The Date
My ex boyfriend continues to break my heart. He no doubt is bad for me. He makes me say and do things I would never do. He pisses me off but at the end of the day Im crazy about him. Just as fast as our relationship began it ended. For the first time ever..I got dumped. I always thought I controlled the relationships I was in. I was always independent, hanging out with who I wanted, and believeing that i didn't have to change my life to have a boyfriend. I didn't have to change who I was..but I did. I had too but I didn't. We broke up. I had never been so furious and so confused in my life. All I kept thinking was each moment we had together that led up to the dreadful words "I think we should take a break..at least until the season is over." That was five months ago.
Last week. He wanted to hangout. He wanted some "alone time". In my head if I gave him what he wanted well then of course he'd get back together with me. Yeah sure. I was in the shower and in my mind I knew this wasn't going to happen. I told myself expect that this isn't going to happen, but the optimistic side of me, pushed the thoughts to the back of my mind.
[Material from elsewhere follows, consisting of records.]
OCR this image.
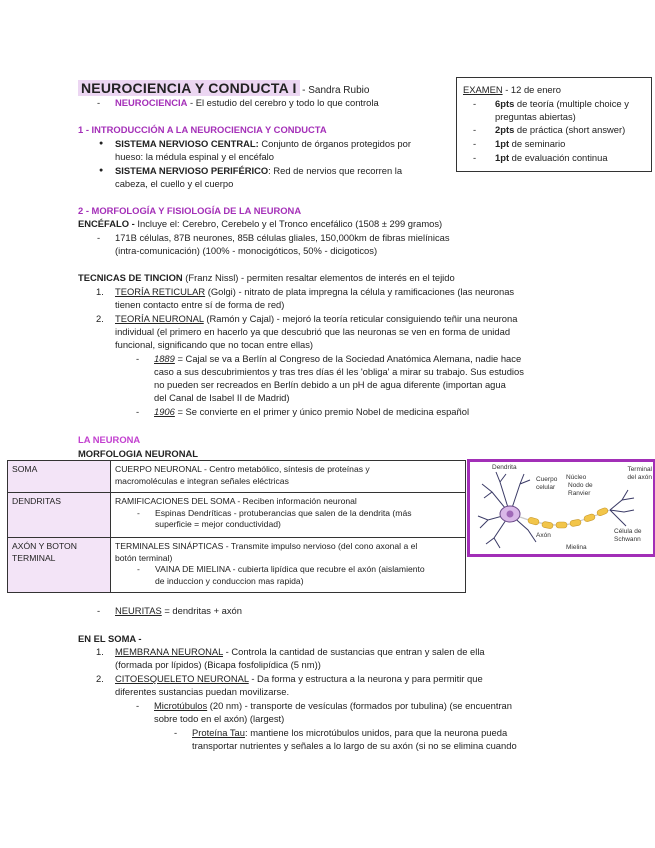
NEUROCIENCIA Y CONDUCTA I - Sandra Rubio
NEUROCIENCIA - El estudio del cerebro y todo lo que controla
EXAMEN - 12 de enero
- 6pts de teoría (multiple choice y
preguntas abiertas)
- 2pts de práctica (short answer)
- 1pt de seminario
- 1pt de evaluación continua
1 - INTRODUCCIÓN A LA NEUROCIENCIA Y CONDUCTA
● SISTEMA NERVIOSO CENTRAL: Conjunto de órganos protegidos por
hueso: la médula espinal y el encéfalo
● SISTEMA NERVIOSO PERIFÉRICO: Red de nervios que recorren la
cabeza, el cuello y el cuerpo
2 - MORFOLOGÍA Y FISIOLOGÍA DE LA NEURONA
ENCÉFALO - Incluye el: Cerebro, Cerebelo y el Tronco encefálico (1508 ± 299 gramos)
- 171B células, 87B neurones, 85B células gliales, 150,000km de fibras mielínicas
(intra-comunicación) (100% - monocigóticos, 50% - dicigoticos)
TECNICAS DE TINCION (Franz Nissl) - permiten resaltar elementos de interés en el tejido
1. TEORÍA RETICULAR (Golgi) - nitrato de plata impregna la célula y ramificaciones (las neuronas
tienen contacto entre sí de forma de red)
2. TEORÍA NEURONAL (Ramón y Cajal) - mejoró la teoría reticular consiguiendo teñir una neurona
individual (el primero en hacerlo ya que descubrió que las neuronas se ven en forma de unidad
funcional, significando que no tocan entre ellas)
- 1889 = Cajal se va a Berlín al Congreso de la Sociedad Anatómica Alemana, nadie hace
caso a sus descubrimientos y tras tres días él les 'obliga' a mirar su trabajo. Sus estudios
no pueden ser recreados en Berlín debido a un pH de agua diferente (importan agua
del Canal de Isabel II de Madrid)
- 1906 = Se convierte en el primer y único premio Nobel de medicina español
LA NEURONA
MORFOLOGIA NEURONAL
SOMA	CUERPO NEURONAL - Centro metabólico, síntesis de proteínas y
macromoléculas e integran señales eléctricas

DENDRITAS	RAMIFICACIONES DEL SOMA - Reciben información neuronal
- Espinas Dendríticas - protuberancias que salen de la dendrita (más
superficie = mejor conductividad)

AXÓN Y BOTON TERMINAL	TERMINALES SINÁPTICAS - Transmite impulso nervioso (del cono axonal a el
botón terminal)
- VAINA DE MIELINA - cubierta lipídica que recubre el axón (aislamiento
de induccion y conduccion mas rapida)
Dendrita
Cuerpo celular
Núcleo
Nodo de Ranvier
Terminal del axón
Axón
Célula de Schwann
Mielina
- NEURITAS = dendritas + axón
EN EL SOMA -
1. MEMBRANA NEURONAL - Controla la cantidad de sustancias que entran y salen de ella
(formada por lípidos) (Bicapa fosfolipídica (5 nm))
2. CITOESQUELETO NEURONAL - Da forma y estructura a la neurona y para permitir que
diferentes sustancias puedan movilizarse.
- Microtúbulos (20 nm) - transporte de vesículas (formados por tubulina) (se encuentran
sobre todo en el axón) (largest)
- Proteína Tau: mantiene los microtúbulos unidos, para que la neurona pueda
transportar nutrientes y señales a lo largo de su axón (si no se elimina cuando
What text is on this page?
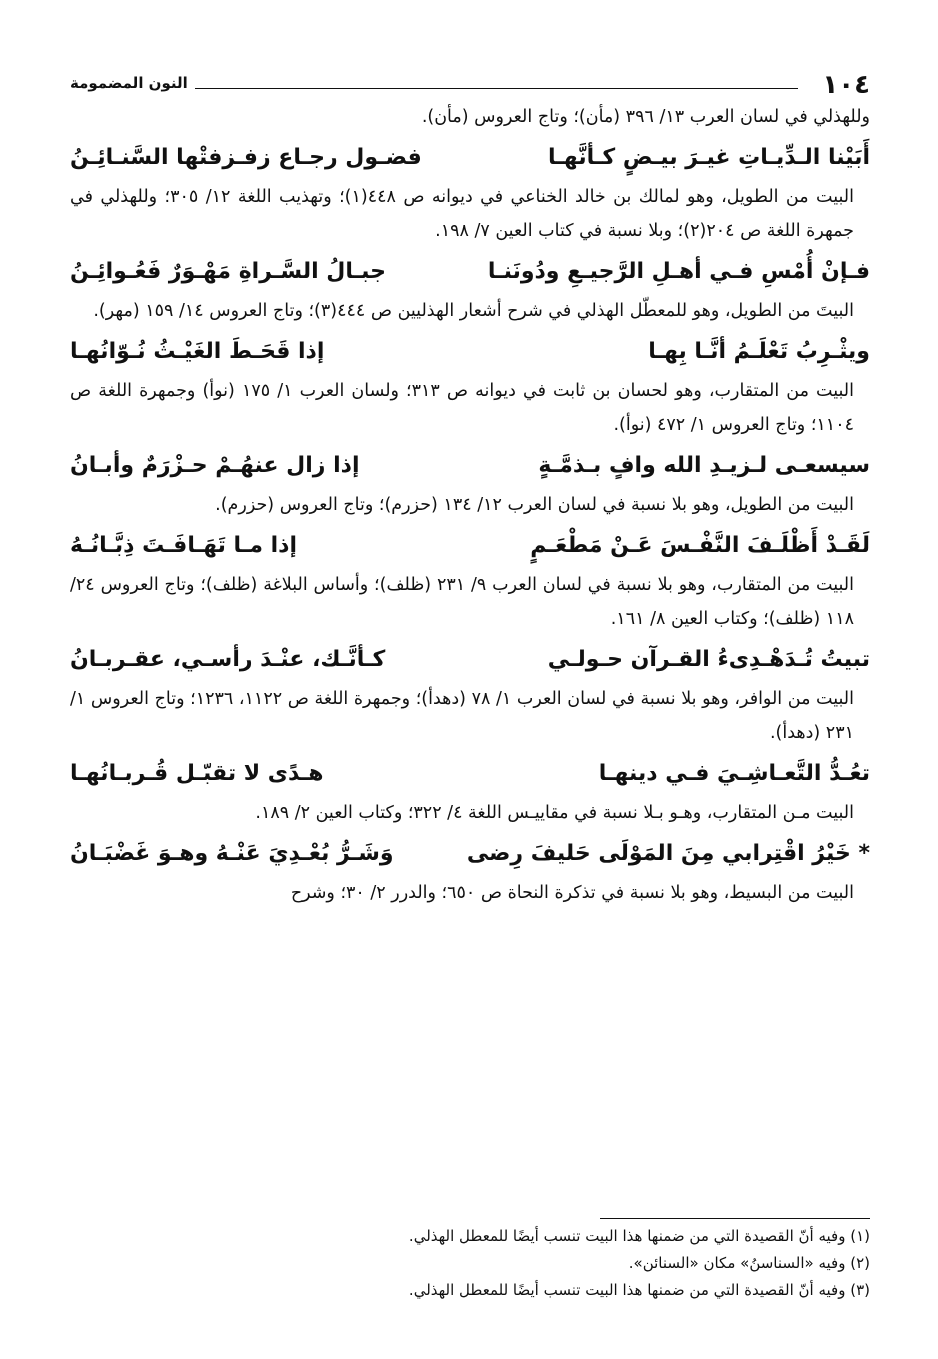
١٠٤
النون المضمومة

وللهذلي في لسان العرب ١٣/ ٣٩٦ (مأن)؛ وتاج العروس (مأن).

أَبَيْنا الـدِّيـاتِ غيـرَ بيـضٍ كـأنَّهـا
فضـول رجـاع زفـزفتْها السَّنـائِـنُ

البيت من الطويل، وهو لمالك بن خالد الخناعي في ديوانه ص ٤٤٨(١)؛ وتهذيب اللغة ١٢/ ٣٠٥؛ وللهذلي في جمهرة اللغة ص ٢٠٤(٢)؛ وبلا نسبة في كتاب العين ٧/ ١٩٨.

فـإنْ أُمْسِ فـي أهـلِ الرَّجيـعِ ودُونَنـا
جبـالُ السَّـراةِ مَهْـوَرٌ فَعُـوائِـنُ

البيتَ من الطويل، وهو للمعطّل الهذلي في شرح أشعار الهذليين ص ٤٤٤(٣)؛ وتاج العروس ١٤/ ١٥٩ (مهر).

ويثْـرِبُ تَعْلَـمُ أنَّـا بِهـا
إذا قَحَـطَ الغَيْـثُ نُـوّانُهـا

البيت من المتقارب، وهو لحسان بن ثابت في ديوانه ص ٣١٣؛ ولسان العرب ١/ ١٧٥ (نوأ) وجمهرة اللغة ص ١١٠٤؛ وتاج العروس ١/ ٤٧٢ (نوأ).

سيسعـى لـزيـدِ الله وافٍ بـذمَّـةٍ
إذا زال عنهُـمْ حـزْرَمٌ وأبـانُ

البيت من الطويل، وهو بلا نسبة في لسان العرب ١٢/ ١٣٤ (حزرم)؛ وتاج العروس (حزرم).

لَقَـدْ أَظْلَـفَ النَّفْـسَ عَـنْ مَطْعَـمٍ
إذا مـا تَهَـافَـتَ ذِبَّـانُـهُ

البيت من المتقارب، وهو بلا نسبة في لسان العرب ٩/ ٢٣١ (ظلف)؛ وأساس البلاغة (ظلف)؛ وتاج العروس ٢٤/ ١١٨ (ظلف)؛ وكتاب العين ٨/ ١٦١.

تبيتُ تُـدَهْـدِىءُ القـرآن حـولـي
كـأنَّـك، عنْـدَ رأسـي، عقـربـانُ

البيت من الوافر، وهو بلا نسبة في لسان العرب ١/ ٧٨ (دهدأ)؛ وجمهرة اللغة ص ١١٢٢، ١٢٣٦؛ وتاج العروس ١/ ٢٣١ (دهدأ).

تعُـدُّ التَّعـاشِـيَ فـي دينهـا
هـدًى لا تقبّـل قُـربـانُهـا

البيت مـن المتقارب، وهـو بـلا نسبة في مقاييـس اللغة ٤/ ٣٢٢؛ وكتاب العين ٢/ ١٨٩.

* خَيْرُ اقْتِرابي مِنَ المَوْلَى حَليفَ رِضى
وَشَـرُّ بُعْـدِيَ عَنْـهُ وهـوَ غَضْبَـانُ

البيت من البسيط، وهو بلا نسبة في تذكرة النحاة ص ٦٥٠؛ والدرر ٢/ ٣٠؛ وشرح

(١) وفيه أنّ القصيدة التي من ضمنها هذا البيت تنسب أيضًا للمعطل الهذلي.

(٢) وفيه «السناسنُ» مكان «السنائن».

(٣) وفيه أنّ القصيدة التي من ضمنها هذا البيت تنسب أيضًا للمعطل الهذلي.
They caught up to the front of my head when he said "I don't feel good..I'm going to sleep." I had once again been flaked on. Once again he had made me believe that I was going to get something more and all I got was a dead line. I layed on the couch pissed off again. How could he actually do this to me again. How stupid was I to think I actually had a chance.
A few days later I found out hes chilling with a classmate of mine. First of all I looked at the picture of the two of them together and I felt like crying but I didn't. Cry over him? No, I wasn't going to let this get to me. Eventually it did. After a fight with my parents. I cried. About everything and anything. I knew some of the tears was for the ex boyfriend who continues to break my heart over and over again.
A part of me knows he'll come back to me again, and a part of me wants him to come back to me just so I can break his heart just like he broke mine. And the thing is when I break his heart I hope he feels the same way as I did, hurt, confused, and replaying every moment that we had together.